Monday 11 March 2024

Big nibs at Newhaven - 2

It's late January 2024, and I've made a special point of seeing what the developer did with the former Parker Pen European management HQ and manufacturing site at Newhaven. I was in for a pleasant surprise.

I had thought that there would either be no link with the old use of the site, or merely a token reference to it - in the name of a road or building perhaps. I was expecting a series of industrial buildings in the modern 'warehouse' style. What I saw instead was a rather attractive affordable-housing estate - already fully occupied - nicely finished off with planting and green areas and some beautiful street furniture that went much further than strictly necessary to remind residents and visitors - and the town at large - that a nationally important factory had once existed here. I was impressed. 

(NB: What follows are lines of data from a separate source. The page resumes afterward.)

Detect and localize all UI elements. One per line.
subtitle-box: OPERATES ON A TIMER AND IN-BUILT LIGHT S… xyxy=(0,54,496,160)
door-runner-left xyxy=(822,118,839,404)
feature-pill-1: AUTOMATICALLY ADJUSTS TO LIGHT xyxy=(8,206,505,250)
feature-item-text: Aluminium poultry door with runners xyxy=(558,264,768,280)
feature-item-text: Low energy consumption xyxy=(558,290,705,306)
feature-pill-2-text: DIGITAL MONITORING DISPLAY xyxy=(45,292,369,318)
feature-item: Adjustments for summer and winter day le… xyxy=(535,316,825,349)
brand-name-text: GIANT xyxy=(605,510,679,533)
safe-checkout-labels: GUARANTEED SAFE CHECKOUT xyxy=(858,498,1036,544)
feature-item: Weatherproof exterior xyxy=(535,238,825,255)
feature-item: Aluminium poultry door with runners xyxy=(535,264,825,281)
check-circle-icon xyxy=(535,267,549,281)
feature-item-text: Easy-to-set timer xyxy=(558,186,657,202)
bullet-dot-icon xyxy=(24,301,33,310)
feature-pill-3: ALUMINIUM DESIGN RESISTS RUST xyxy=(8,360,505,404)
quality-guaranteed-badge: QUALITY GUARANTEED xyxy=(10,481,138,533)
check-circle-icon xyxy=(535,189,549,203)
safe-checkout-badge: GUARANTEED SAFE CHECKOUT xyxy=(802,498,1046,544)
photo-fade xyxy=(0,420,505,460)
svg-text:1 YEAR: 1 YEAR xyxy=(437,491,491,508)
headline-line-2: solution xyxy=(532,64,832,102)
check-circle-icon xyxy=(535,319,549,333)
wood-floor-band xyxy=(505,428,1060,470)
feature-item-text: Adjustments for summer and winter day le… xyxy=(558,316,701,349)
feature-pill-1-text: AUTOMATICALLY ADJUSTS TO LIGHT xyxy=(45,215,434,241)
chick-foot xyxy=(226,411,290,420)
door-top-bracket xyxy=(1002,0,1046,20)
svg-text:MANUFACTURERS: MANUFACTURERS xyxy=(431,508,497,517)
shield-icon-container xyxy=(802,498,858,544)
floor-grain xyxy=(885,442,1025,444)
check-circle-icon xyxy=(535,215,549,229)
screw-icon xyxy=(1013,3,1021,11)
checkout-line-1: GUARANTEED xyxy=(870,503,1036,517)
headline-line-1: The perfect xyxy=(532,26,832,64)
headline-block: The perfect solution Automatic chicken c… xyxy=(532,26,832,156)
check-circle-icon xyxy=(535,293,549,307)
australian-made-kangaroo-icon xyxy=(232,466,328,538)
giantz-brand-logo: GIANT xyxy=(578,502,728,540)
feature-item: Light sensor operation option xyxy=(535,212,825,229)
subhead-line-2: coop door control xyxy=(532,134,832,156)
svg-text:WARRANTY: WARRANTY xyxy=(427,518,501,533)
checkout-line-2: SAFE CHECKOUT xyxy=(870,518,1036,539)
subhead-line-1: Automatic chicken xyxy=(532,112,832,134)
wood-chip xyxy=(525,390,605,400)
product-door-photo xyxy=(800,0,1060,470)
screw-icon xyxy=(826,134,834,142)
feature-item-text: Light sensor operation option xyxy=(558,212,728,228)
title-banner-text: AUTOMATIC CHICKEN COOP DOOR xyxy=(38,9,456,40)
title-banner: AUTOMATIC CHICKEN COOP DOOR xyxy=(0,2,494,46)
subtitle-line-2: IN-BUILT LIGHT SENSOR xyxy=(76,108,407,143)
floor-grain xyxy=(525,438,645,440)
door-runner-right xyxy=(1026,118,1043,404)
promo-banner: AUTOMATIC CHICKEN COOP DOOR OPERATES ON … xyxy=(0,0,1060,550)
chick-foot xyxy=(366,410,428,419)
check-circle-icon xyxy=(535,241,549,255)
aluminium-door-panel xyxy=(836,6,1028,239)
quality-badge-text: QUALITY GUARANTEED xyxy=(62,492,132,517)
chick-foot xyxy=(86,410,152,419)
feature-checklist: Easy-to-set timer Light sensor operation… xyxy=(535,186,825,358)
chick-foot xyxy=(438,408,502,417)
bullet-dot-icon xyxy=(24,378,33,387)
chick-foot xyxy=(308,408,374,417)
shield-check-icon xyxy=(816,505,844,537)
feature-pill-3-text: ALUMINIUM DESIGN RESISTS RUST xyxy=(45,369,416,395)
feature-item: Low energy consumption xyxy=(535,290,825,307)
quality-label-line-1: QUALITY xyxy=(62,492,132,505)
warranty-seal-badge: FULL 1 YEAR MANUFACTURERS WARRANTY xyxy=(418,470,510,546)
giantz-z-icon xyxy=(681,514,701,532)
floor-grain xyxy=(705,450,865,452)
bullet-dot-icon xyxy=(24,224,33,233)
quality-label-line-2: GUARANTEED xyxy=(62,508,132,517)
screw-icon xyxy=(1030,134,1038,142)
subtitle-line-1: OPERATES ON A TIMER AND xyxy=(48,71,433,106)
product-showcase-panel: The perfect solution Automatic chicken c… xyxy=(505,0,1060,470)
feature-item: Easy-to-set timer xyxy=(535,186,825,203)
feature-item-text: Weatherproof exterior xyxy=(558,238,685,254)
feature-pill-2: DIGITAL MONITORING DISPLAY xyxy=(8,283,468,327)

I parked Sophie and walked around to take the place in.


I've passed over the entrance to the development for the moment - you'll soon see it. While driving in, and looking for a place to park, I noticed that I was on Parker Drive. And I passed street signs for Arrow Lane and Fountain Row.


Arrow Lane was obviously referencing the iconic arrow clip that Parker put, in one form or another, on all its pens. Fountain Row clearly brought to mind 'fountain pen'. And a bit further along was Sonnet Drive. 


The Sonnet was (and still is) a popular Parker fountain pen. 

Right where I was parked was an information panel that explained the timeline for the Parker Pen manufacturing here, and the aims of the development. Click on any of these shots to enlarge them.


They'd called the development Safford Park, in memory of Parker's founder in the nineteenth century. 

The estate was still new, and on the whole it seemed clear that its residents were being careful to keep it looking that way. 'Affordable housing' isn't actually cheap, and if you have paid a small fortune to own one of these modern housing units, there is an incentive to look after them. There was a variety of building styles. I especially liked the curving take on traditional terraced houses in Arrow Lane.


But the most enjoyable part was at the entrance. 


On each side of the road into the estate - Parker Drive - was a giant stainless-steel fountain pen nib, set on a white plinth, and roughly as tall as myself. 


These were embellishments of beauty. They were almost exactly what real nibs would look like (as on the Sonnet), except that they bore the text SAFFORD PARK. They were like nib-shaped mirrors. 

Behind each of these sentinels was a line of coloured bollards, in the form of giant pen caps - with, of course, the Parker arrow clip.


It was extraordinary. What a brilliant idea. And it was all much more than I had expected to see. 

But there's even more. I had a notion (from the information panel) that the giant stainless-steel nibs might be lit up in some way at night. The opportunity to go there after dark came up last week. I'd spent the day in Kent, with Romney Marsh my main objective, and I timed my departure for home so that I'd be passing through Newhaven well after sunset. As I turned into the estate, I thought I saw a blue glimmer from the two giant nibs. I parked as before, and walked back to take a close look.


Nothing was happening with the coloured pen caps. I walked on, stood next to that white van, and looked back.


Hmm. The giant nibs seemed to have a blue light inside them that - every few seconds - flared up, then died away. I got in close and took a series of shots at mid-flare.


I couldn't see what was producing the blue light, nor how it was able to grow brighter before waning. But it lit up a line of apertures around the base of the nib, as well as the SAFFORD PARK lettering. It was rather discreet illumination, all said. In any event, a very nice touch. 

Quite possibly this is the prettiest thing in Newhaven just now. I'm hoping that rival developments will try to cap it, so that bit by bit Newhaven becomes more attractive as a rather cool and chic place to live. I hear that the large quayside scrapyard further down the road is being moved to a bigger site on the Thames estuary, freeing up the land for fresh use. An opportunity then.